The Lockheed-Martin Aeronautics site supervisor is working on one of the C-5s undergoing upgrades that will put in digital technology - making the transport a more-responsive aircraft.
"It takes the 1960s and 1970s technology in the aircraft and it upgrades to the technology of today," said Chief Master Sgt. John Hollister, maintenance production supervisor or the 60th Maintenance Group.
Lockheed Martin set up its worksite at the end of May 2005, bringing in 50 employees who started to work upgrading the first of the C-5 Galaxies in June.
Travis is one of two bases where the work is going on. Another Lockheed Martin aircrew is working on C-5s at Dover AFB, Del.
The crews at Travis are now on their fourth C-5 and that initial aircraft has since flown to Dover for testing and orientation. The crews are scheduled to work here through 2011.
"The new systems are holding up good," Lockheed Martin site supervisor Jim Gardiner said. "The pilots love them."
The plan is to upgrade 112 of the massive air transports, which will allow the C-5 to get into more restricted airspace and let more of the aircraft to fly in a congested area.
The Lockheed Martin crews can work on up to three C-5s at a time, setting up their shop in the transport's large cargo compartment while they work on the aircraft.
The workers are what Gardiner calls a good combination of retired C-5 fliers and maintainers, and workers who put together the modifications that arrive in crates to be installed into the aircraft.
Air Force personnel oversee the work to ensure the Air Force's specifications are followed and ensure the Lockheed people get whatever support they need.
"Everything has been open arms," said Gardiner. "Travis support has been outstanding."
This isn't the end of the improvement road for the C-5s.
Once the aircraft get the avionics systems put in, they will go to Georgia, where the transports will have new engines put in, an improvement that will significantly improve the transport's reliability.
"This will have a huge effect on the aircraft," Hollister said. "This will increase the amount of time the aircraft is available to the warfighter."
The Air Force has already put a significant amount of its aircrews and maintenance personnel through training on the new systems as well as rewriting the technical guidelines that govern maintenance "so that when aircraft are ready, we will be too."
These improvements will allow the C-5 to stay around another 40 years, Hollister said.
These avionics and engine improvements are expected to significantly improve not only the C-5's capability, but its reliability as well.

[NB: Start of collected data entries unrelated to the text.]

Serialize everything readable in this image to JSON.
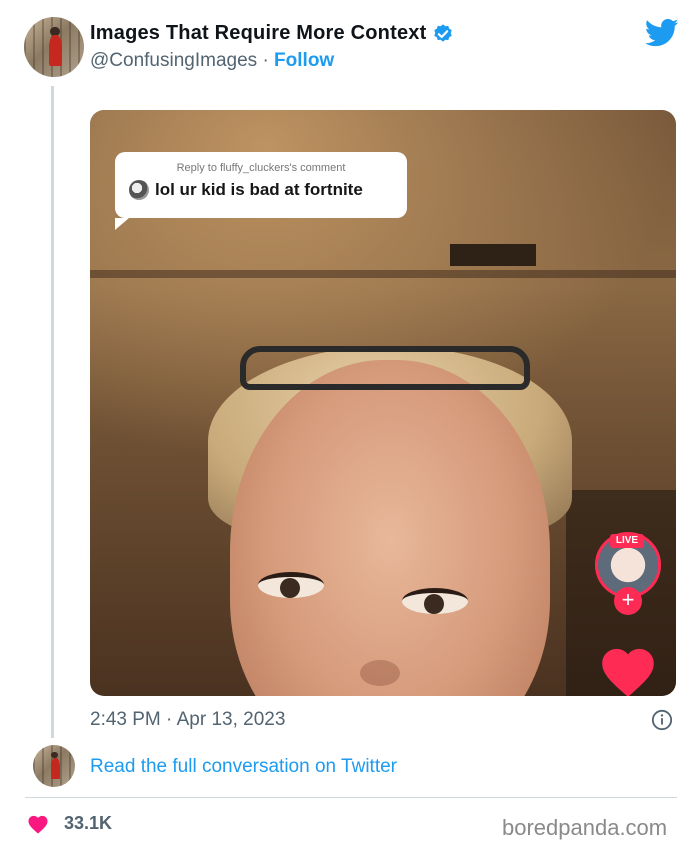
{
  "author": {
    "name": "Images That Require More Context",
    "handle": "@ConfusingImages",
    "separator": "·",
    "follow_label": "Follow"
  },
  "media": {
    "reply_header": "Reply to fluffy_cluckers's comment",
    "reply_text": "lol ur kid is bad at fortnite",
    "live_label": "LIVE",
    "plus_label": "+"
  },
  "tweet": {
    "timestamp": "2:43 PM · Apr 13, 2023",
    "read_more": "Read the full conversation on Twitter",
    "likes": "33.1K"
  },
  "footer": {
    "watermark": "boredpanda.com"
  },
  "colors": {
    "twitter_blue": "#1d9bf0",
    "like_red": "#f91880",
    "tiktok_red": "#fe2c55",
    "muted_text": "#536471"
  }
}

At present, the C-5s have one of the lowest mission-capable rates among the Air Force's inventory, with the Galaxy ready to fly slightly more than half the time, according to Air Force statistics.

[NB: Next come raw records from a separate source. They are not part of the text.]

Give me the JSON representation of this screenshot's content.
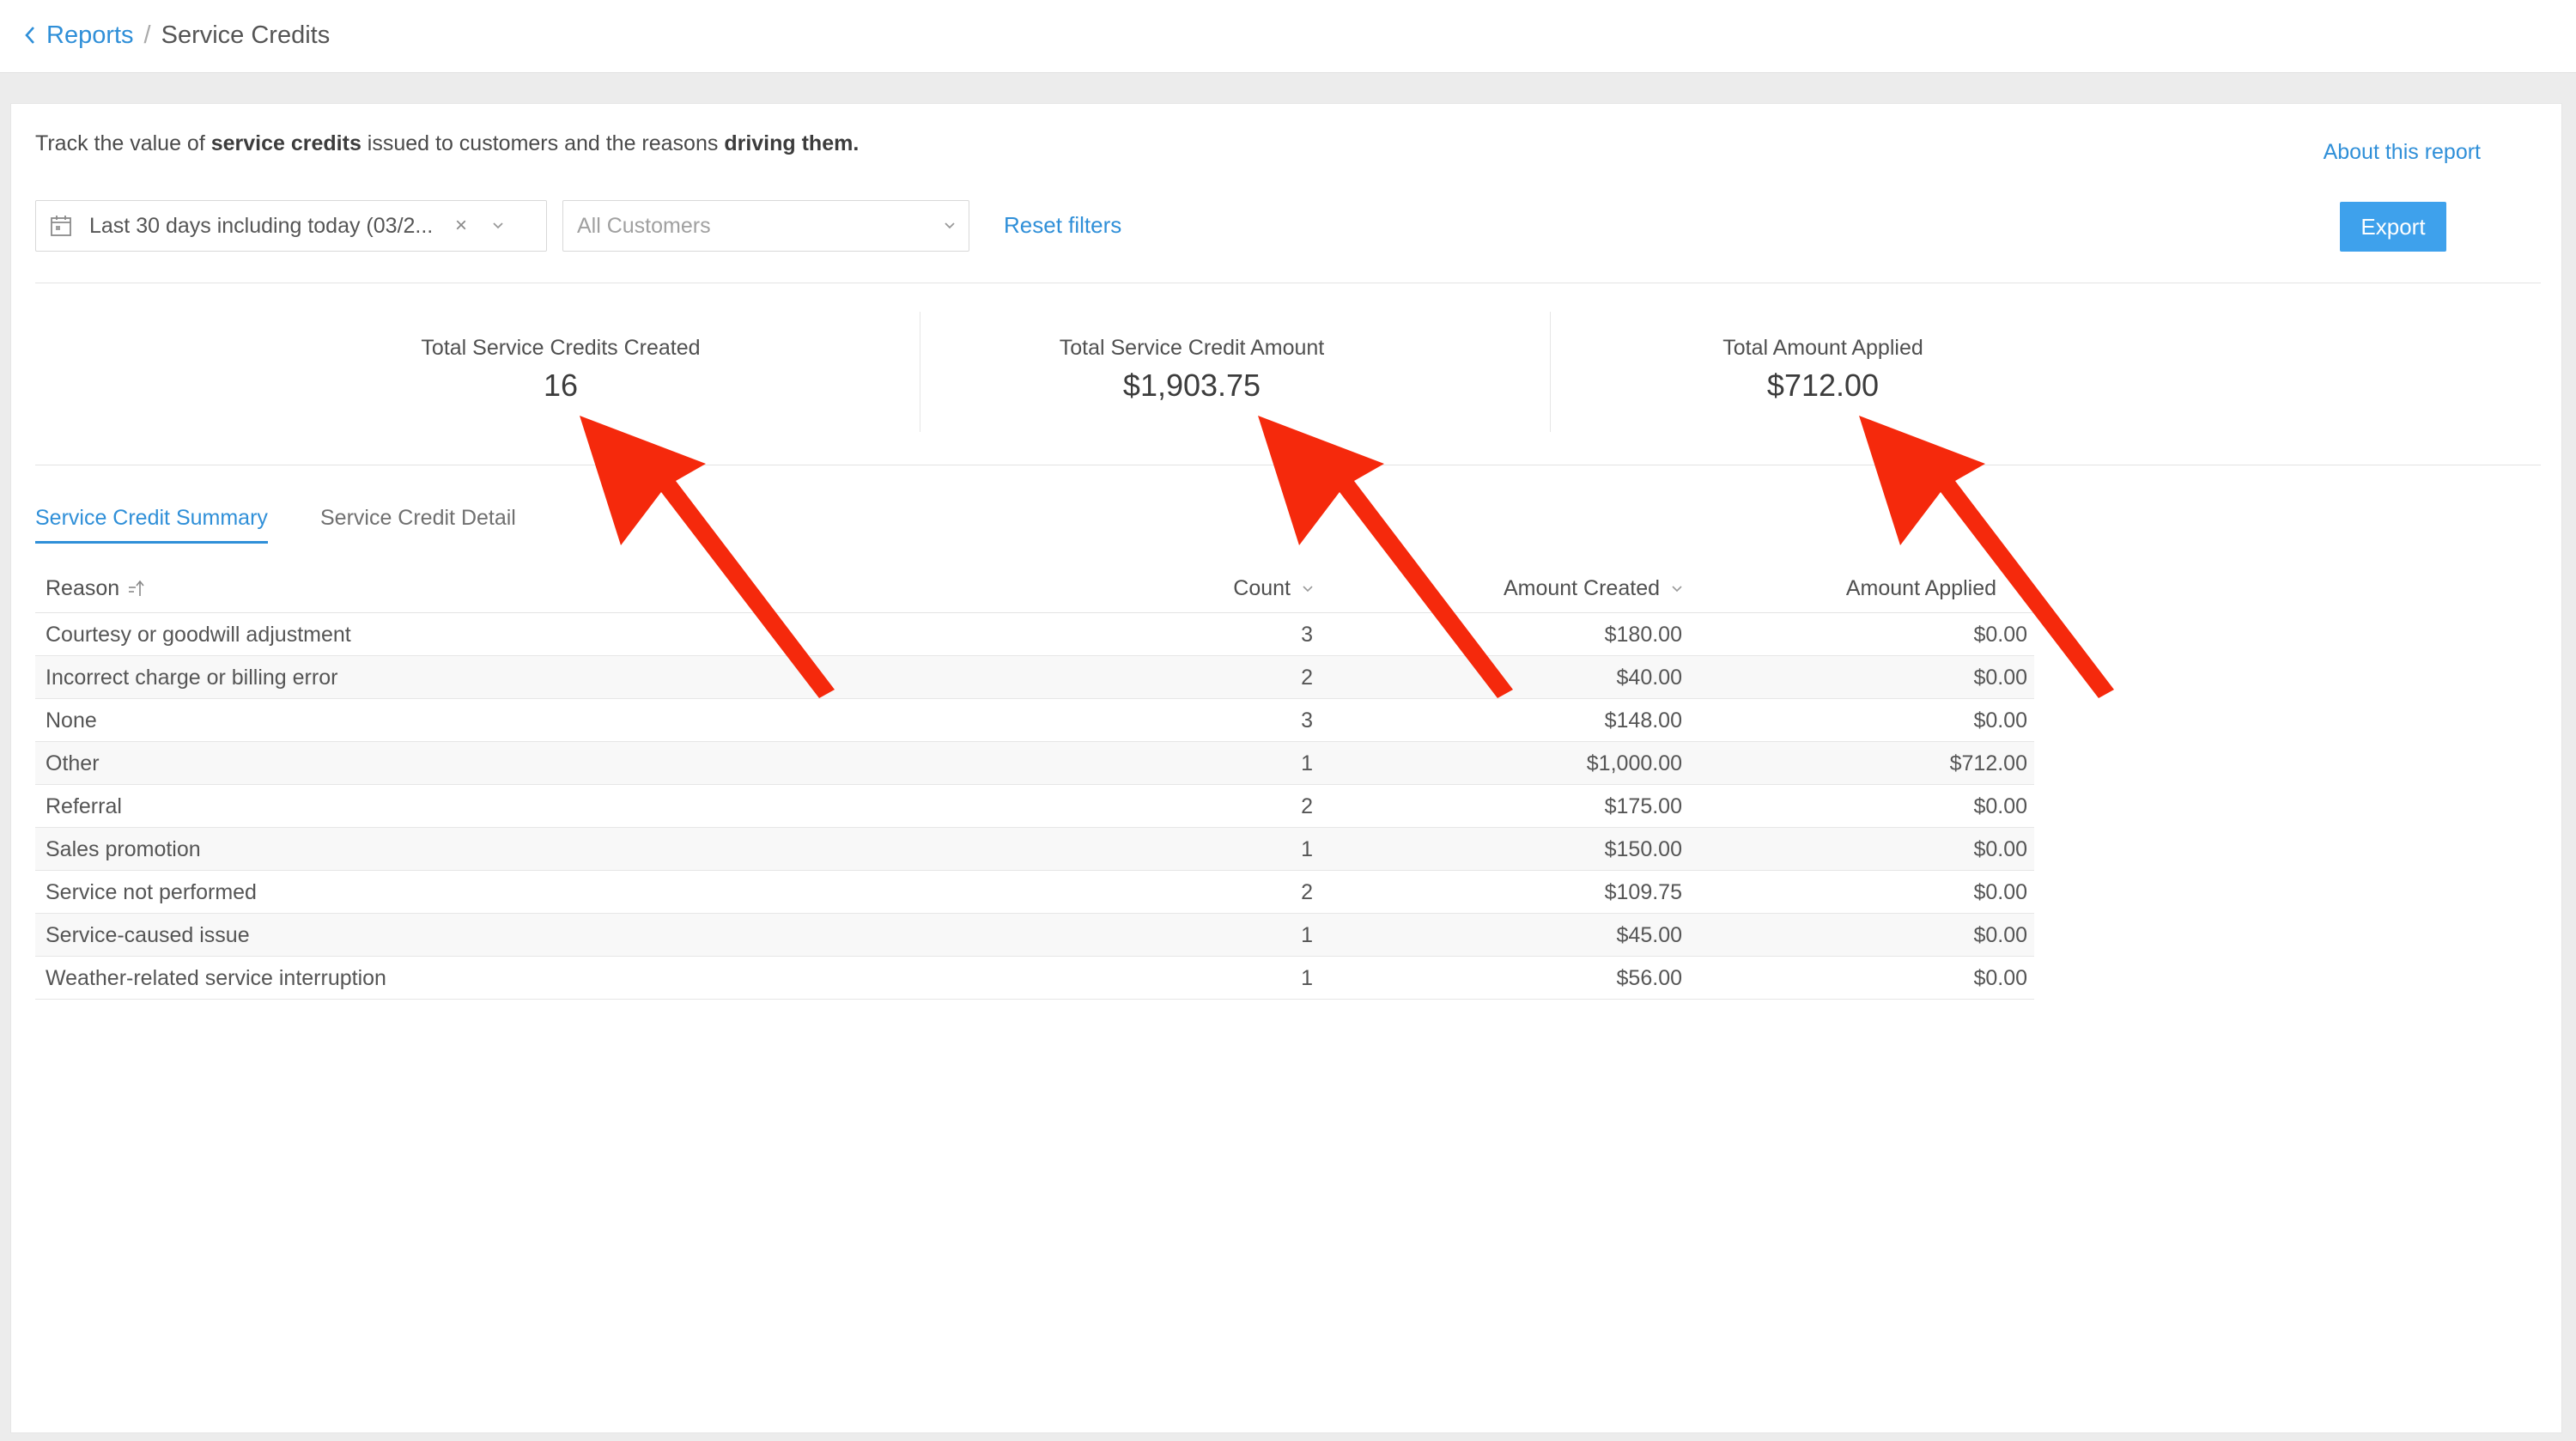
{
  "breadcrumb": {
    "back_label": "Reports",
    "separator": "/",
    "current": "Service Credits"
  },
  "report": {
    "description_prefix": "Track the value of ",
    "description_bold": "service credits",
    "description_middle": " issued to customers and the reasons ",
    "description_bold2": "driving them.",
    "about_link": "About this report"
  },
  "filters": {
    "date_value": "Last 30 days including today (03/2...",
    "clear_symbol": "×",
    "customer_placeholder": "All Customers",
    "reset_label": "Reset filters",
    "export_label": "Export"
  },
  "stats": [
    {
      "label": "Total Service Credits Created",
      "value": "16"
    },
    {
      "label": "Total Service Credit Amount",
      "value": "$1,903.75"
    },
    {
      "label": "Total Amount Applied",
      "value": "$712.00"
    }
  ],
  "tabs": [
    {
      "label": "Service Credit Summary",
      "active": true
    },
    {
      "label": "Service Credit Detail",
      "active": false
    }
  ],
  "table": {
    "headers": {
      "reason": "Reason",
      "count": "Count",
      "created": "Amount Created",
      "applied": "Amount Applied"
    },
    "rows": [
      {
        "reason": "Courtesy or goodwill adjustment",
        "count": "3",
        "created": "$180.00",
        "applied": "$0.00"
      },
      {
        "reason": "Incorrect charge or billing error",
        "count": "2",
        "created": "$40.00",
        "applied": "$0.00"
      },
      {
        "reason": "None",
        "count": "3",
        "created": "$148.00",
        "applied": "$0.00"
      },
      {
        "reason": "Other",
        "count": "1",
        "created": "$1,000.00",
        "applied": "$712.00"
      },
      {
        "reason": "Referral",
        "count": "2",
        "created": "$175.00",
        "applied": "$0.00"
      },
      {
        "reason": "Sales promotion",
        "count": "1",
        "created": "$150.00",
        "applied": "$0.00"
      },
      {
        "reason": "Service not performed",
        "count": "2",
        "created": "$109.75",
        "applied": "$0.00"
      },
      {
        "reason": "Service-caused issue",
        "count": "1",
        "created": "$45.00",
        "applied": "$0.00"
      },
      {
        "reason": "Weather-related service interruption",
        "count": "1",
        "created": "$56.00",
        "applied": "$0.00"
      }
    ]
  },
  "colors": {
    "accent": "#2f8fd8",
    "export_bg": "#3ea1ec",
    "annotation_arrow": "#f5290c"
  },
  "icons": [
    "chevron-left-icon",
    "calendar-icon",
    "clear-icon",
    "chevron-down-icon",
    "sort-icon"
  ]
}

Only the B-2 Spirit bomber has a worse rate, being good to go on time for only one in three of its missions, largely because of its high maintenance stealth technology.

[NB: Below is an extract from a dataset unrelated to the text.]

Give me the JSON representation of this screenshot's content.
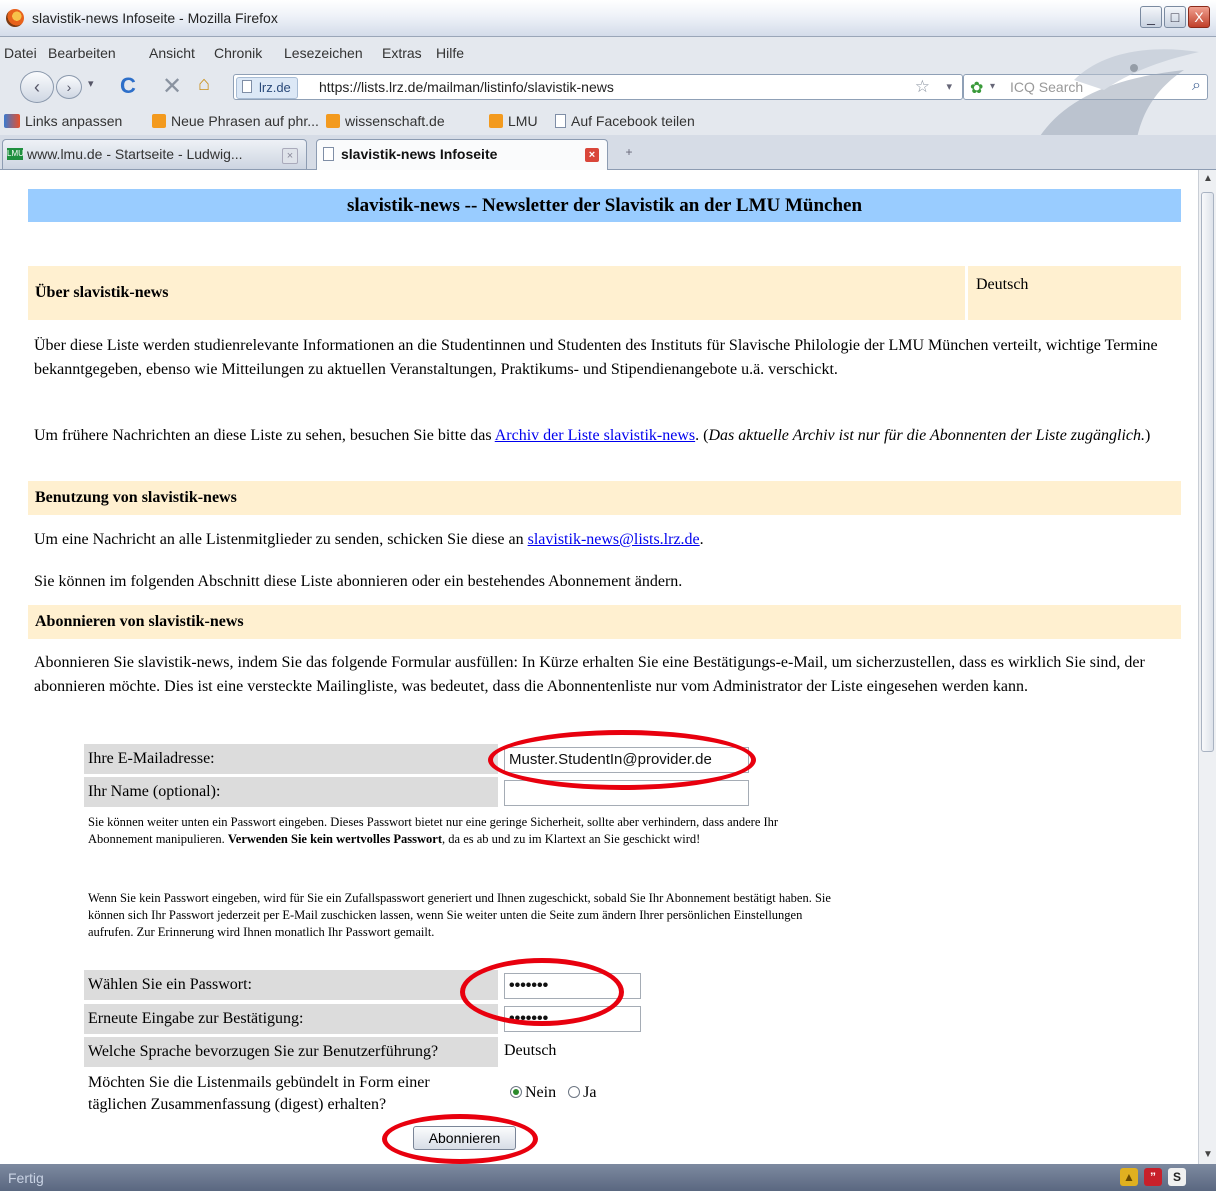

On the flip side, the KC-10 Extender, which shares Travis with the C-5, is one of Air Mobility Command's most dependable aircraft, being ready to fly 84 percent of the time.
Success with the C-5's improvements will affect the Air Force's plans for both the C-5 and the C-17 Globemaster III.
A recent Mobility Requirements Study stated Air Mobility Command will be able to carry out its missions with the presently approved 180 Globemasters if the C-5 fleet can increase its mission reliability to at least 75 percent.
Local leaders, along with those in Southern California, where the C-17s are being built, lobbied to get the C-17 fleet expanded by another 40 aircraft.
Fairfield and other local groups also lobbied for years to get the C-5 modernization program funded.